Interestingly, Donnelly remarked that he’s met with officials from Ukraine who were in Italy to visit Vatican hierarchy for their diplomatic help. They also met with the U.S. ambassador, he said, to explain the value of American assistance to continue their fight for freedom and sovereignty. 

During his time overseas, Donnelly has found that the U.S. is widely admired and looked to for leadership in solving world problems. To him, there’s an encouraging unity of perspective among the diplomatic corps in Rome and the everyday people he’s encountered.

When the COVID-19 pandemic might truly be “finie” and allow unfettered maneuverability abroad is, of course, anyone’s guess. But the consensus of the Notre Dame travelers in our congenial group — the first multi-country journey under the auspices of the Alumni Association since March of 2020 — was uniformly positive.

Despite the current realities of health-related etiquette, this European experience opened several doors to delayed adventures, complete with their own enduring rewards.

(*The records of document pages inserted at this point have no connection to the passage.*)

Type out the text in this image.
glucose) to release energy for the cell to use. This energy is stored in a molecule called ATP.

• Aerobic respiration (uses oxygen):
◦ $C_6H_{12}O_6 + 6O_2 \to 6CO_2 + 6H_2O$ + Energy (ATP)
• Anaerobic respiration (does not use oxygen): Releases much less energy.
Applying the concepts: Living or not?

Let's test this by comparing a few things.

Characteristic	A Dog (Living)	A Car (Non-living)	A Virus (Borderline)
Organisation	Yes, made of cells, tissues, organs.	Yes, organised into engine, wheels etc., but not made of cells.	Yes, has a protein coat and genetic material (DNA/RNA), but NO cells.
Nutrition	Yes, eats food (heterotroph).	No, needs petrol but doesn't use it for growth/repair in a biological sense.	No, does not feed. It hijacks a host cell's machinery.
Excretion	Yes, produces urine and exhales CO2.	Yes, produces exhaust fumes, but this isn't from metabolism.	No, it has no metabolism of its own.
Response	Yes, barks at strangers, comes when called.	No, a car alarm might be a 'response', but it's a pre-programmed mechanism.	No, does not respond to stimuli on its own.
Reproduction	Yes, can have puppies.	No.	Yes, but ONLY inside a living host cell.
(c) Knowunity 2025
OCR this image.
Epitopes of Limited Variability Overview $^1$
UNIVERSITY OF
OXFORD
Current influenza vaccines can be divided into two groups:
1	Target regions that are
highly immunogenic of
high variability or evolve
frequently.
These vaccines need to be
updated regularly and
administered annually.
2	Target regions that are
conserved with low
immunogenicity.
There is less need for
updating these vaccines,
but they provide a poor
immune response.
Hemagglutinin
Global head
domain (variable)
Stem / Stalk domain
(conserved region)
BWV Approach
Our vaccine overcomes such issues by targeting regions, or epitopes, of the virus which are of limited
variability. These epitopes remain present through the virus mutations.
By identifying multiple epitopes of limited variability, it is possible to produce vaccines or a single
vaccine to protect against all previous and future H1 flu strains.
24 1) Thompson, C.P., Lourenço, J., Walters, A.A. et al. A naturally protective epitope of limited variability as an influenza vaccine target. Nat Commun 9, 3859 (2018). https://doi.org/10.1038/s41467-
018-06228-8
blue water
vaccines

Bob Schmuhl is the Walter H. Annenberg-Edmund P. Joyce Professor Emeritus of American studies and journalism at Notre Dame. He’s the author or editor of 15 books, including Fifty Years with Father Hesburgh: On and Off the Record. The expanded edition of his book, The Glory and the Burden: The American Presidency from the New Deal to the Present, will be published this fall by Notre Dame Press.